After a first date, I would initiate contact. I’d write a quick email thanking him for the time we had. I did this to send the unspoken message it was safe to ask me out again if he were so inclined. These emails were always short; here’s a sample: “Hi Sean! I had a lovely time with you today. Thank you so much for taking me to the Legion of Honor Museum. I love that place! But my favorite part was sitting on the lawn getting to know you. You’re interesting. I hope you have a fun week ahead. Wendy”
Ball tossed squarely over his fence to pick up or leave behind.
There are a million experts who will tell you what I just recommended is a terrible idea! They’ll say things like by emailing first, I’ve just given all my power away by letting him know I liked him. I shouldn’t seem too eager, after all. Okay, if a guy really thought like that? Ewwww, gross, I don’t want to date him. By writing, I’ve successfully screened him out of my life.

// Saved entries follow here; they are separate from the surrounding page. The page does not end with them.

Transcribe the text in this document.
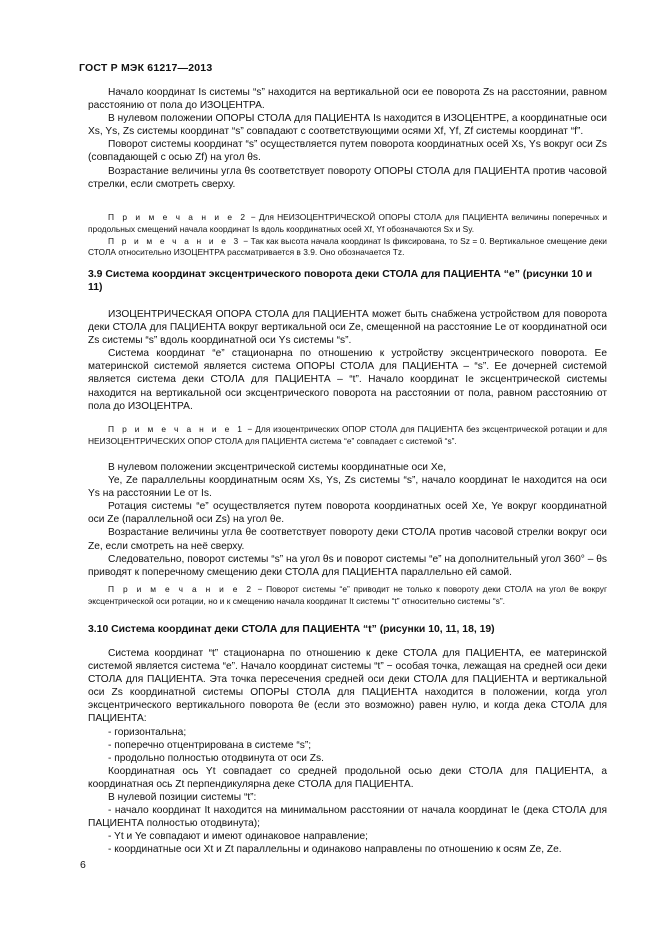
ГОСТ Р МЭК 61217—2013

Начало координат Is системы “s” находится на вертикальной оси ее поворота Zs на расстоянии, равном расстоянию от пола до ИЗОЦЕНТРА.

В нулевом положении ОПОРЫ СТОЛА для ПАЦИЕНТА Is находится в ИЗОЦЕНТРЕ, а координатные оси Xs, Ys, Zs системы координат “s” совпадают с соответствующими осями Xf, Yf, Zf системы координат “f”.

Поворот системы координат “s” осуществляется путем поворота координатных осей Xs, Ys вокруг оси Zs (совпадающей с осью Zf) на угол θs.

Возрастание величины угла θs соответствует повороту ОПОРЫ СТОЛА для ПАЦИЕНТА против часовой стрелки, если смотреть сверху.

П р и м е ч а н и е 2 − Для НЕИЗОЦЕНТРИЧЕСКОЙ ОПОРЫ СТОЛА для ПАЦИЕНТА величины поперечных и продольных смещений начала координат Is вдоль координатных осей Xf, Yf обозначаются Sx и Sy.

П р и м е ч а н и е 3 − Так как высота начала координат Is фиксирована, то Sz = 0. Вертикальное смещение деки СТОЛА относительно ИЗОЦЕНТРА рассматривается в 3.9. Оно обозначается Tz.

3.9 Система координат эксцентрического поворота деки СТОЛА для ПАЦИЕНТА “e” (рисунки 10 и 11)

ИЗОЦЕНТРИЧЕСКАЯ ОПОРА СТОЛА для ПАЦИЕНТА может быть снабжена устройством для поворота деки СТОЛА для ПАЦИЕНТА вокруг вертикальной оси Ze, смещенной на расстояние Le от координатной оси Zs системы “s” вдоль координатной оси Ys системы “s”.

Система координат “e” стационарна по отношению к устройству эксцентрического поворота. Ее материнской системой является система ОПОРЫ СТОЛА для ПАЦИЕНТА – “s”. Ее дочерней системой является система деки СТОЛА для ПАЦИЕНТА – “t”. Начало координат Ie эксцентрической системы находится на вертикальной оси эксцентрического поворота на расстоянии от пола, равном расстоянию от пола до ИЗОЦЕНТРА.

П р и м е ч а н и е 1 − Для изоцентрических ОПОР СТОЛА для ПАЦИЕНТА без эксцентрической ротации и для НЕИЗОЦЕНТРИЧЕСКИХ ОПОР СТОЛА для ПАЦИЕНТА система “e” совпадает с системой “s”.

В нулевом положении эксцентрической системы координатные оси Xe,

Ye, Ze параллельны координатным осям Xs, Ys, Zs системы “s”, начало координат Ie находится на оси Ys на расстоянии Le от Is.

Ротация системы “e” осуществляется путем поворота координатных осей Xe, Ye вокруг координатной оси Ze (параллельной оси Zs) на угол θe.

Возрастание величины угла θe соответствует повороту деки СТОЛА против часовой стрелки вокруг оси Ze, если смотреть на неё сверху.

Следовательно, поворот системы “s” на угол θs и поворот системы “e” на дополнительный угол 360° – θs приводят к поперечному смещению деки СТОЛА для ПАЦИЕНТА параллельно ей самой.

П р и м е ч а н и е 2 − Поворот системы “e” приводит не только к повороту деки СТОЛА на угол θe вокруг эксцентрической оси ротации, но и к смещению начала координат It системы “t” относительно системы “s”.

3.10 Система координат деки СТОЛА для ПАЦИЕНТА “t” (рисунки 10, 11, 18, 19)

Система координат “t” стационарна по отношению к деке СТОЛА для ПАЦИЕНТА, ее материнской системой является система “e”. Начало координат системы “t” − особая точка, лежащая на средней оси деки СТОЛА для ПАЦИЕНТА. Эта точка пересечения средней оси деки СТОЛА для ПАЦИЕНТА и вертикальной оси Zs координатной системы ОПОРЫ СТОЛА для ПАЦИЕНТА находится в положении, когда угол эксцентрического вертикального поворота θe (если это возможно) равен нулю, и когда дека СТОЛА для ПАЦИЕНТА:

- горизонтальна;

- поперечно отцентрирована в системе “s”;

- продольно полностью отодвинута от оси Zs.

Координатная ось Yt совпадает со средней продольной осью деки СТОЛА для ПАЦИЕНТА, а координатная ось Zt перпендикулярна деке СТОЛА для ПАЦИЕНТА.

В нулевой позиции системы “t”:

- начало координат It находится на минимальном расстоянии от начала координат Ie (дека СТОЛА для ПАЦИЕНТА полностью отодвинута);

- Yt и Ye совпадают и имеют одинаковое направление;

- координатные оси Xt и Zt параллельны и одинаково направлены по отношению к осям Ze, Ze.

6
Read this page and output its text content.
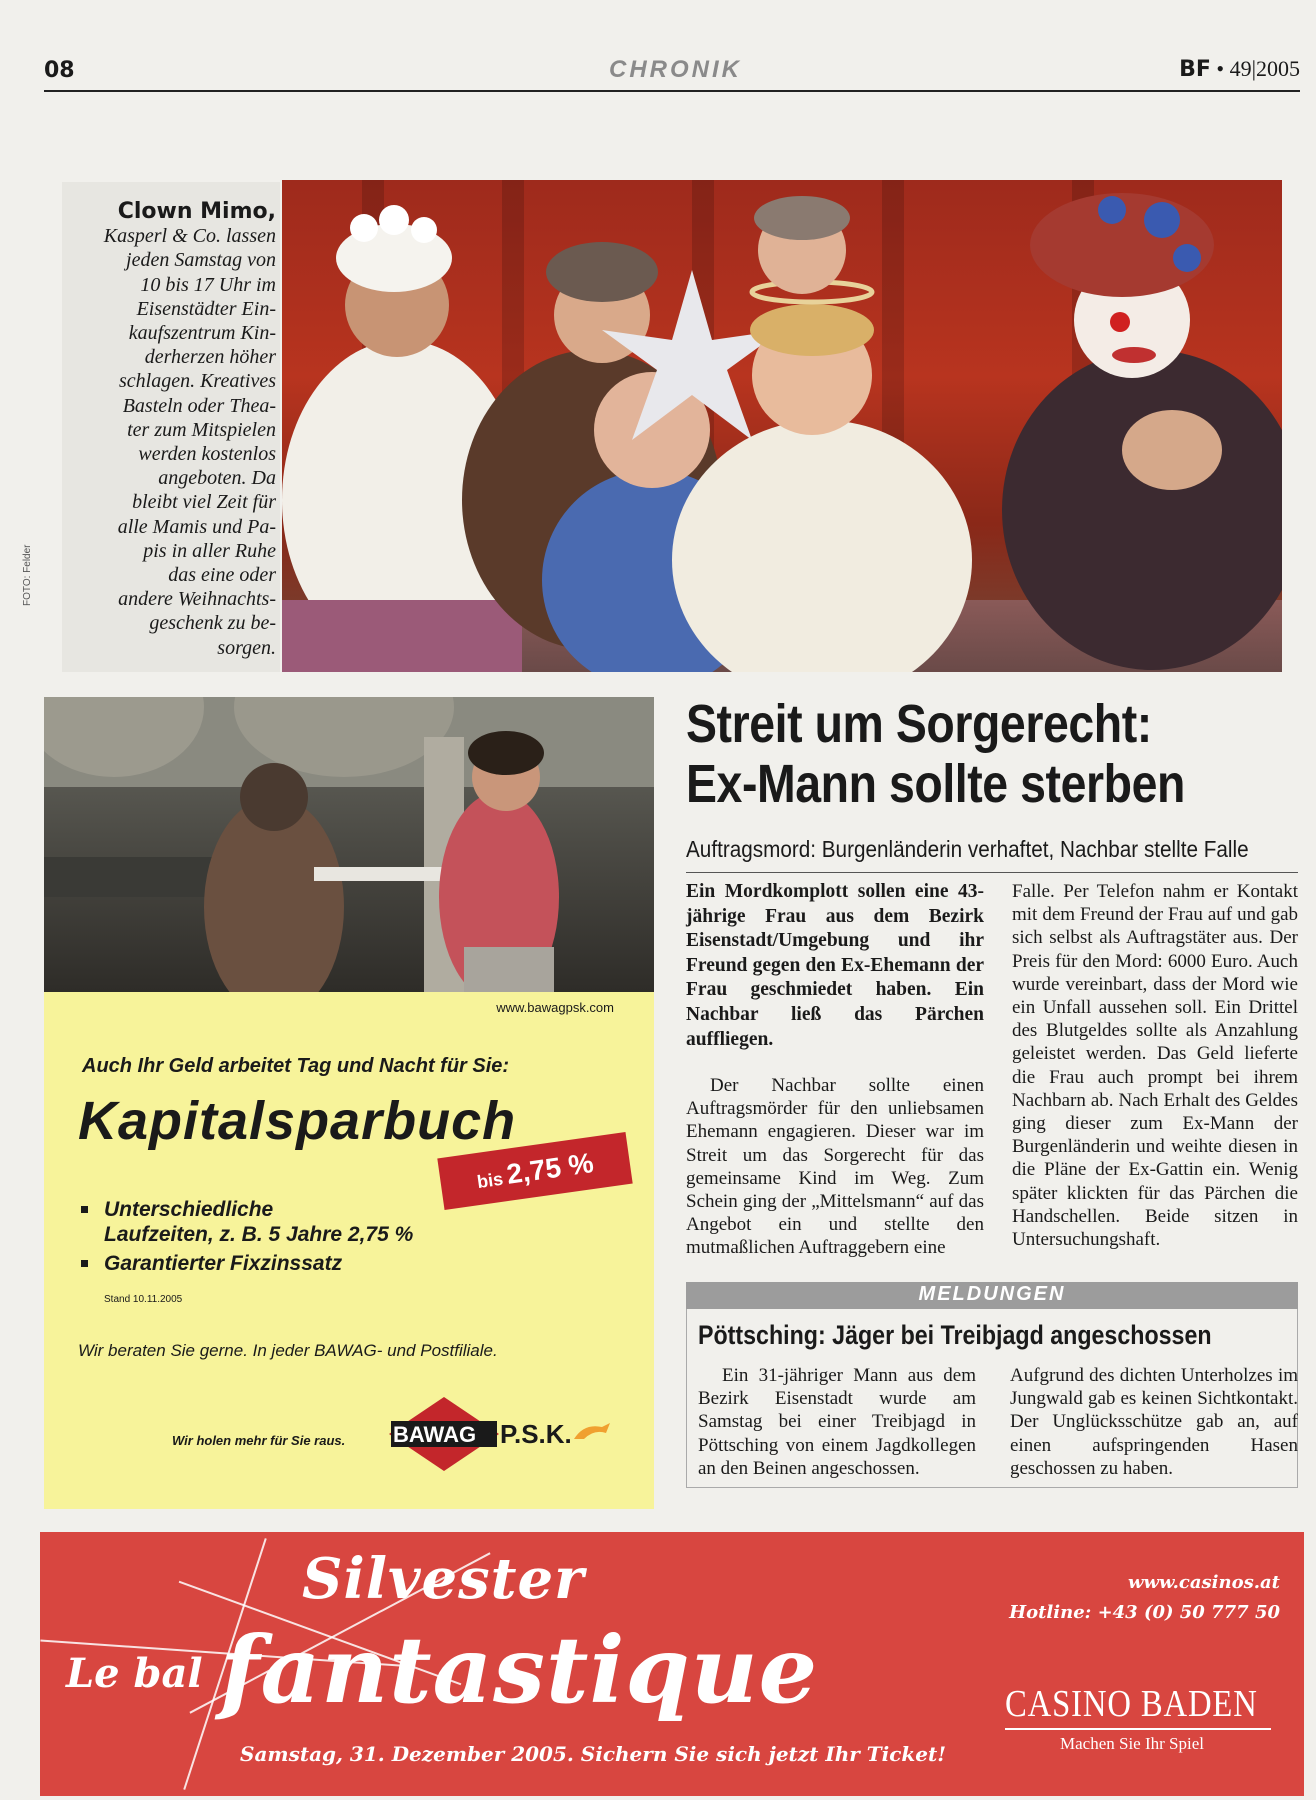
08	CHRONIK	BF • 49|2005
Clown Mimo,
Kasperl & Co. lassen
jeden Samstag von
10 bis 17 Uhr im
Eisenstädter Ein-
kaufszentrum Kin-
derherzen höher
schlagen. Kreatives
Basteln oder Thea-
ter zum Mitspielen
werden kostenlos
angeboten. Da
bleibt viel Zeit für
alle Mamis und Pa-
pis in aller Ruhe
das eine oder
andere Weihnachts-
geschenk zu be-
sorgen.
FOTO: Felder
www.bawagpsk.com
Auch Ihr Geld arbeitet Tag und Nacht für Sie:
Kapitalsparbuch
bis 2,75 %
Unterschiedliche
Laufzeiten, z. B. 5 Jahre 2,75 %
Garantierter Fixzinssatz
Stand 10.11.2005
Wir beraten Sie gerne. In jeder BAWAG- und Postfiliale.
Wir holen mehr für Sie raus. BAWAG P.S.K.
Streit um Sorgerecht:
Ex-Mann sollte sterben
Auftragsmord: Burgenländerin verhaftet, Nachbar stellte Falle
Ein Mordkomplott sollen eine 43-jährige Frau aus dem Bezirk Eisenstadt/Umgebung und ihr Freund gegen den Ex-Ehemann der Frau geschmiedet haben. Ein Nachbar ließ das Pärchen auffliegen.

Der Nachbar sollte einen Auftragsmörder für den unliebsamen Ehemann engagieren. Dieser war im Streit um das Sorgerecht für das gemeinsame Kind im Weg. Zum Schein ging der „Mittelsmann“ auf das Angebot ein und stellte den mutmaßlichen Auftraggebern eine

Falle. Per Telefon nahm er Kontakt mit dem Freund der Frau auf und gab sich selbst als Auftragstäter aus. Der Preis für den Mord: 6000 Euro. Auch wurde vereinbart, dass der Mord wie ein Unfall aussehen soll. Ein Drittel des Blutgeldes sollte als Anzahlung geleistet werden. Das Geld lieferte die Frau auch prompt bei ihrem Nachbarn ab. Nach Erhalt des Geldes ging dieser zum Ex-Mann der Burgenländerin und weihte diesen in die Pläne der Ex-Gattin ein. Wenig später klickten für das Pärchen die Handschellen. Beide sitzen in Untersuchungshaft.
MELDUNGEN
Pöttsching: Jäger bei Treibjagd angeschossen

Ein 31-jähriger Mann aus dem Bezirk Eisenstadt wurde am Samstag bei einer Treibjagd in Pöttsching von einem Jagdkollegen an den Beinen angeschossen.

Aufgrund des dichten Unterholzes im Jungwald gab es keinen Sichtkontakt. Der Unglücksschütze gab an, auf einen aufspringenden Hasen geschossen zu haben.
Silvester
fantastique
Le bal
Samstag, 31. Dezember 2005. Sichern Sie sich jetzt Ihr Ticket!
www.casinos.at
Hotline: +43 (0) 50 777 50
CASINO BADEN
Machen Sie Ihr Spiel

I’m a communicator. I want people to know where I stand, and I want to help make their process feel safe and easy as well. It’s who I am. So this was my method, and many men who were the recipients of such emails appreciated them, and asked me out again.
What approach will work best for you? It may be entirely different, and if it’s congruent with who you are, then it’s a good one — unless it includes 25 text messages in the space of 15 minutes just after leaving his side. You might rethink that one.